O governo do Rio Grande do Sul protocolou na Assembleia Legislativa o projeto de lei que fixa o salário mínimo regional para 2026. O índice proposto é de 5,35%, com retroatividade a 1º de maio, data-base dos trabalhadores. O cálculo combina a inflação (INPC 12 meses até abril) com a variação do PIB gaúcho de 2023, de 1,3%.
As negociações foram conduzidas pela Casa Civil junto a representantes patronais e centrais sindicais.
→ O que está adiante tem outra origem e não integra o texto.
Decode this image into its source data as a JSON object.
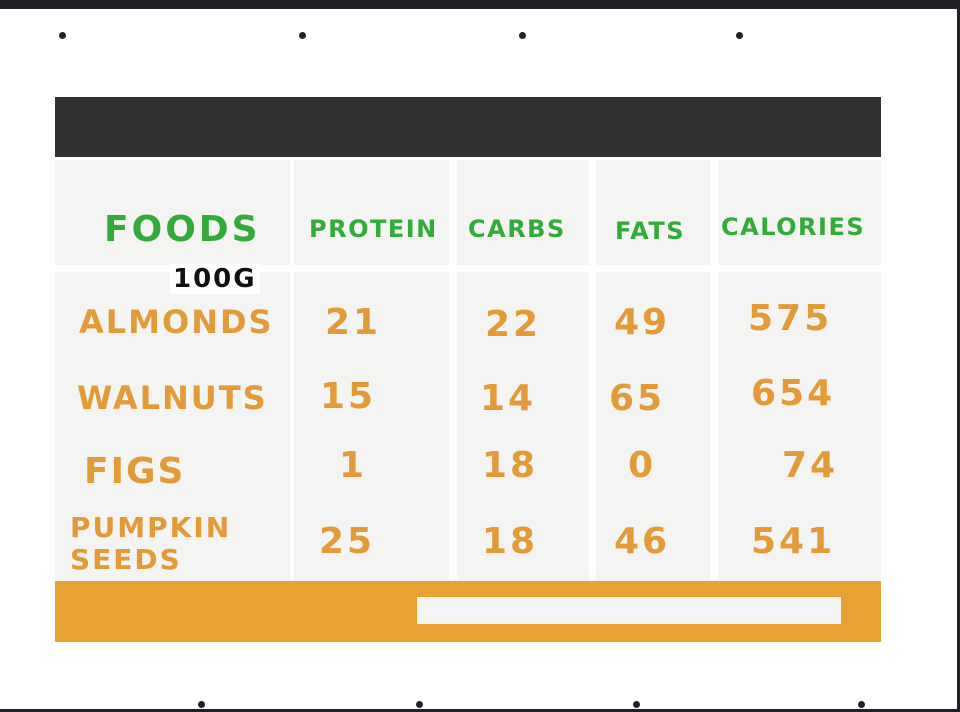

Os sindicatos chegaram a reivindicar até 15,98% (posteriormente recuados para 10%), enquanto as federações patronais defenderam números entre 1,42% e 3,98%. O governo, por sua vez, optou por um valor intermediário, abaixo do reajuste do piso nacional (6,79%).
Novas faixas salariais com o reajuste aprovado:
- Faixa 1 (R$ 1.884,75): trabalhadores da agricultura, pecuária, indústrias extrativas, construção civil, empregados domésticos, motoboys e garagens/estacionamentos.
- Faixa 2 (R$ 1.928,15): vestuário, calçados, couro, papel e papelão; profissionais da saúde, serviços de limpeza, telemarketing e hotelaria/gastronomia.
- Faixa 3 (R$ 1.971,89): indústria de mobiliário, química, farmacêutica, alimentação; comércio e movimentadores de mercadorias.
- Faixa 4 (R$ 2.049,76): metalúrgicas, gráficas, borracha, joalheria; vigilantes, marítimos e funcionários de condomínios.
- Faixa 5 (R$ 2.388,50): trabalhadores técnicos de nível médio.